而顧唯,把這份成績單列印下來並且夾在商業法典裡。

貝諾伊,貝諾伊,陸兮在心裡輕念這個名字,想起自己不久前收到了一封署名為Bey的郵件。

她有些不可置信地僵在原地,直到顧唯走出兩米遠回頭用眼神催促她時才反應過來,小跑著上前,笑得又假又急切。

“沒想到Felix這麼關心學生的成績啊~”

說完,陸兮屏息等顧唯的回應,她既忐忑又興奮,期望顧唯能給出自己想要的答案,譬如“我不關心”,還有“不小心列印的”,諸如此類的。甚至不回應都沒關係。

她用餘光打量此時此刻的顧唯;頭髮比上一次見面長了些,臉龐還是一如既往的俊美,他今天穿了淡藍色的襯衣,襯得他整個人氣質淡然,翩翩然多了東方的君子氣概。

“嗯,一個不成器的學生。”

顧唯說這話時睫毛微顫,眉毛輕微上挑了一下,唇角上揚又迅速恢復。

這微妙的面部表情被陸兮盡收眼底,因為太微妙,她不敢相信,因為太生動,她有一瞬間失神。

“哦?哈哈,是嗎?有機會下次一起吃個飯,我對她或許還有印象。”陸兮喜笑顏開,心卻被撕裂了一個口子,她走在不平的石子路上,整個人失重了般,踉蹌了兩步,“不過,我突然想起來,我前兩天收到一個叫Bey的郵件,應該是你的學生,她問了很多關於案例分析的問題。”

陸兮轉過頭,大方地去看顧唯的反應。

“哦?”顧唯聞言偏頭看向陸兮,“是嗎?”

轟隆一聲,陸兮心裡某處在坍塌。

她有多瞭解顧唯她是知道的,顧唯對於陌生人的事情向來不聞不問,大多數時候說話沒有表情,眉宇間沒有溫度。

“是,是呀。”陸兮嘴唇哆嗦了一下,擠出一個配合的笑容,“不過,我沒有回覆她,她不再是我的學生了,我讓她有問題問你。

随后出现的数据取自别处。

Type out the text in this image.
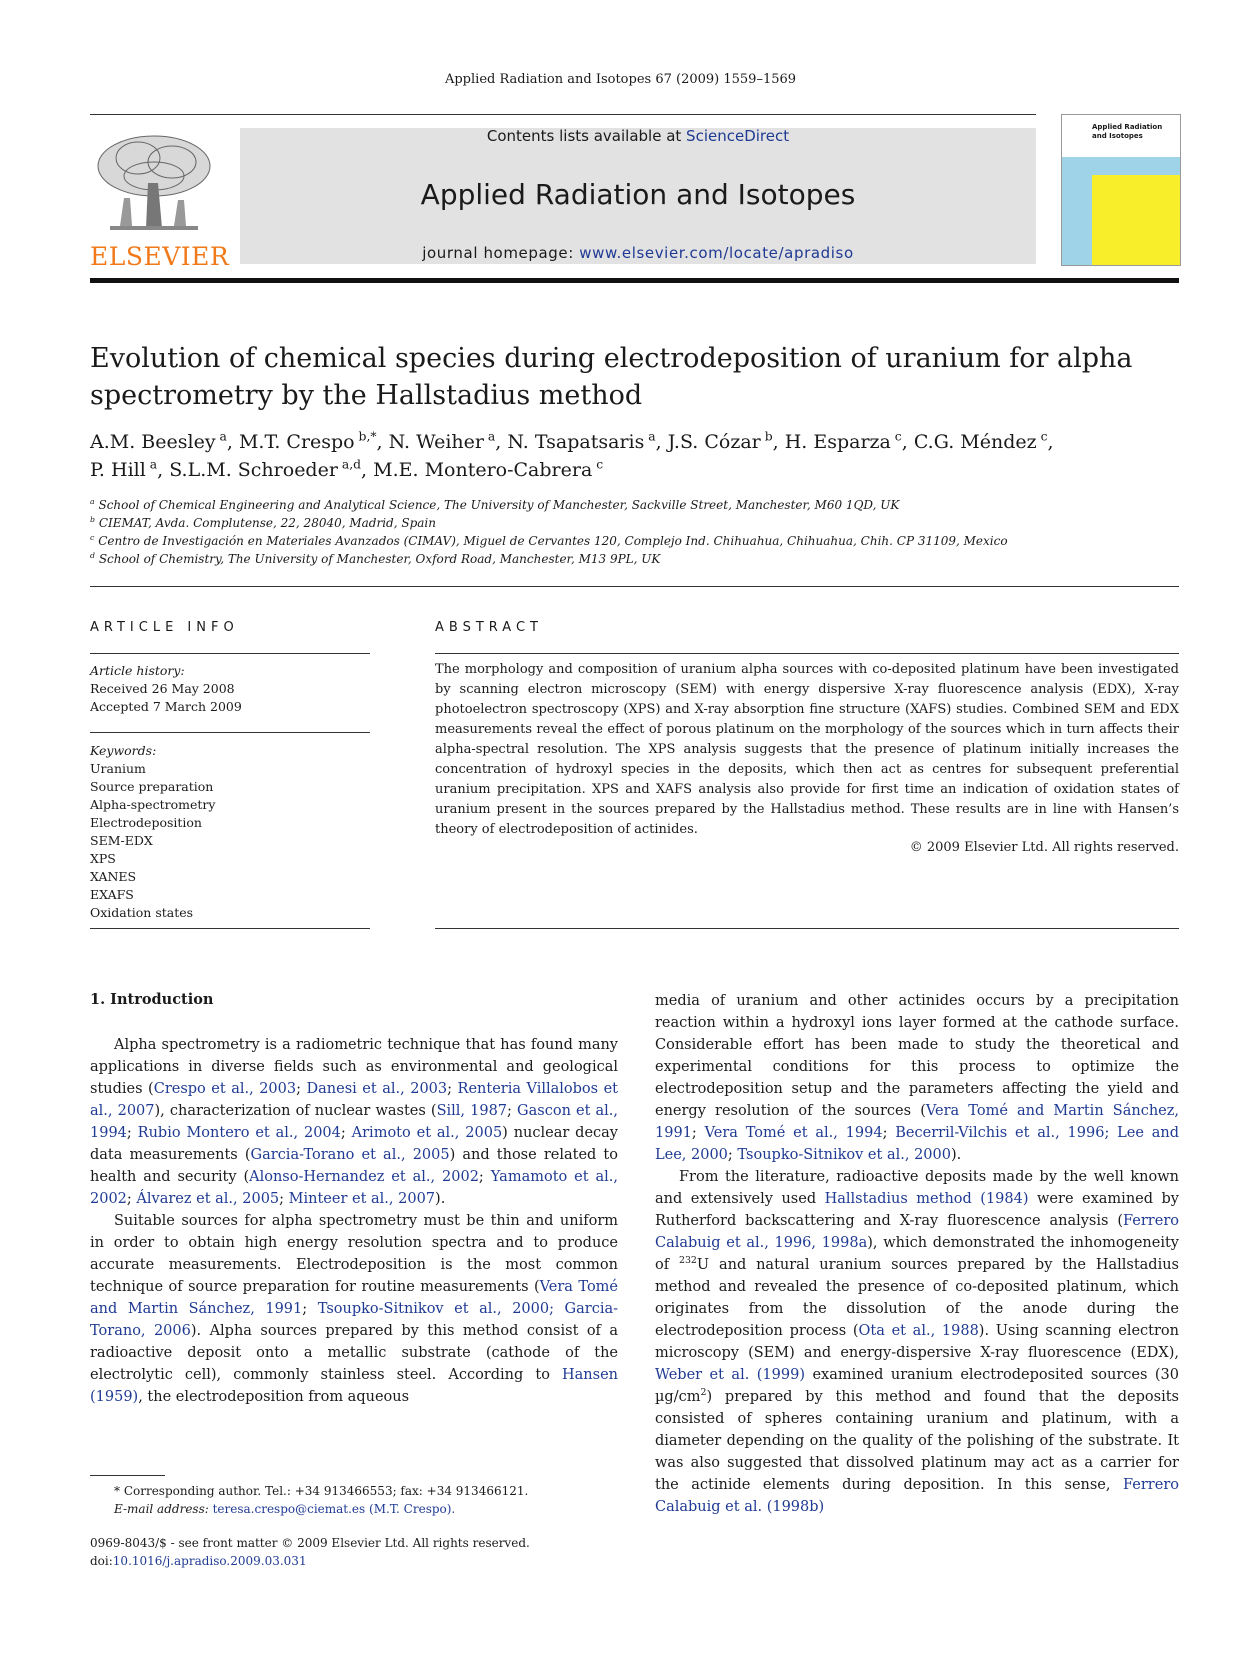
Applied Radiation and Isotopes 67 (2009) 1559–1569
ELSEVIER
Contents lists available at ScienceDirect
Applied Radiation and Isotopes
journal homepage: www.elsevier.com/locate/apradiso
Applied Radiation and Isotopes
Evolution of chemical species during electrodeposition of uranium for alpha spectrometry by the Hallstadius method
A.M. Beesley $^a$, M.T. Crespo $^{b,*}$, N. Weiher $^a$, N. Tsapatsaris $^a$, J.S. Cózar $^b$, H. Esparza $^c$, C.G. Méndez $^c$,
P. Hill $^a$, S.L.M. Schroeder $^{a,d}$, M.E. Montero-Cabrera $^c$
$^a$ School of Chemical Engineering and Analytical Science, The University of Manchester, Sackville Street, Manchester, M60 1QD, UK
$^b$ CIEMAT, Avda. Complutense, 22, 28040, Madrid, Spain
$^c$ Centro de Investigación en Materiales Avanzados (CIMAV), Miguel de Cervantes 120, Complejo Ind. Chihuahua, Chihuahua, Chih. CP 31109, Mexico
$^d$ School of Chemistry, The University of Manchester, Oxford Road, Manchester, M13 9PL, UK
ARTICLE INFO
Article history:
Received 26 May 2008
Accepted 7 March 2009
Keywords:
Uranium
Source preparation
Alpha-spectrometry
Electrodeposition
SEM-EDX
XPS
XANES
EXAFS
Oxidation states
ABSTRACT
The morphology and composition of uranium alpha sources with co-deposited platinum have been investigated by scanning electron microscopy (SEM) with energy dispersive X-ray fluorescence analysis (EDX), X-ray photoelectron spectroscopy (XPS) and X-ray absorption fine structure (XAFS) studies. Combined SEM and EDX measurements reveal the effect of porous platinum on the morphology of the sources which in turn affects their alpha-spectral resolution. The XPS analysis suggests that the presence of platinum initially increases the concentration of hydroxyl species in the deposits, which then act as centres for subsequent preferential uranium precipitation. XPS and XAFS analysis also provide for first time an indication of oxidation states of uranium present in the sources prepared by the Hallstadius method. These results are in line with Hansen’s theory of electrodeposition of actinides.
© 2009 Elsevier Ltd. All rights reserved.
1. Introduction

Alpha spectrometry is a radiometric technique that has found many applications in diverse fields such as environmental and geological studies (Crespo et al., 2003; Danesi et al., 2003; Renteria Villalobos et al., 2007), characterization of nuclear wastes (Sill, 1987; Gascon et al., 1994; Rubio Montero et al., 2004; Arimoto et al., 2005) nuclear decay data measurements (Garcia-Torano et al., 2005) and those related to health and security (Alonso-Hernandez et al., 2002; Yamamoto et al., 2002; Álvarez et al., 2005; Minteer et al., 2007).

Suitable sources for alpha spectrometry must be thin and uniform in order to obtain high energy resolution spectra and to produce accurate measurements. Electrodeposition is the most common technique of source preparation for routine measurements (Vera Tomé and Martin Sánchez, 1991; Tsoupko-Sitnikov et al., 2000; Garcia-Torano, 2006). Alpha sources prepared by this method consist of a radioactive deposit onto a metallic substrate (cathode of the electrolytic cell), commonly stainless steel. According to Hansen (1959), the electrodeposition from aqueous

media of uranium and other actinides occurs by a precipitation reaction within a hydroxyl ions layer formed at the cathode surface. Considerable effort has been made to study the theoretical and experimental conditions for this process to optimize the electrodeposition setup and the parameters affecting the yield and energy resolution of the sources (Vera Tomé and Martin Sánchez, 1991; Vera Tomé et al., 1994; Becerril-Vilchis et al., 1996; Lee and Lee, 2000; Tsoupko-Sitnikov et al., 2000).

From the literature, radioactive deposits made by the well known and extensively used Hallstadius method (1984) were examined by Rutherford backscattering and X-ray fluorescence analysis (Ferrero Calabuig et al., 1996, 1998a), which demonstrated the inhomogeneity of $^{232}$U and natural uranium sources prepared by the Hallstadius method and revealed the presence of co-deposited platinum, which originates from the dissolution of the anode during the electrodeposition process (Ota et al., 1988). Using scanning electron microscopy (SEM) and energy-dispersive X-ray fluorescence (EDX), Weber et al. (1999) examined uranium electrodeposited sources (30 $\mu g/cm^2$) prepared by this method and found that the deposits consisted of spheres containing uranium and platinum, with a diameter depending on the quality of the polishing of the substrate. It was also suggested that dissolved platinum may act as a carrier for the actinide elements during deposition. In this sense, Ferrero Calabuig et al. (1998b)

* Corresponding author. Tel.: +34 913466553; fax: +34 913466121.
E-mail address: teresa.crespo@ciemat.es (M.T. Crespo).
0969-8043/$ - see front matter © 2009 Elsevier Ltd. All rights reserved.
doi:10.1016/j.apradiso.2009.03.031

”

陸兮聽見身側傳來一聲極其極淺的笑。

愉快又得意。

她只覺得迎面而來的風澀澀的,吹得她心口空蕩蕩,整個人就像一個五感缺失的遊魂。

遠處,教堂的鐘響了八下,暮色降臨,他們在遊人如織的街頭穿行,最終走進了凱撒大街的德國餐廳,一前一後,坐在窗邊。

顧唯點了一份肉眼牛排,陸兮點了一份芝士麵疙瘩配香煎火雞胸。

廚師水平不穩定,雞胸肉又幹又柴,陸兮吃了兩口就不吃了。

她不再假裝歡脫,試圖開始一個新的話題,只是很沉默地坐著,看著窗外的車水馬龍,對面櫥窗裡精緻的法國甜品,街頭的乞丐,金髮的小孩。

幻境一樣的世界,烏托邦一般華麗喧囂。

至少在她出生的縣城裡見不到檸檬撻,見不到德國車,見不到白人。

“Lu,”顧唯的聲音喚醒了陸兮,她習慣性地微笑,低頭湊近耳朵聽顧唯講話,“抱歉,今天我得提前走。”

他們原定的時間是九點半,顧唯看了一眼左手腕的手錶,思索後說:“我要提前半個小時回家。”

“好。”

陸兮不再追問理由,人難受到一種境界會失去刨根問底的能力。她現在就想自己待著,回到屬於自己的世界裡。

九點一到,顧唯起身穿衣要走,陸兮也站起來,表示自己吃不下了,也要回家。

“我送你到車站。”

陸兮:“Felix,不用了,我一會兒不回家,到處逛逛。”

顧唯點頭,說:“好。”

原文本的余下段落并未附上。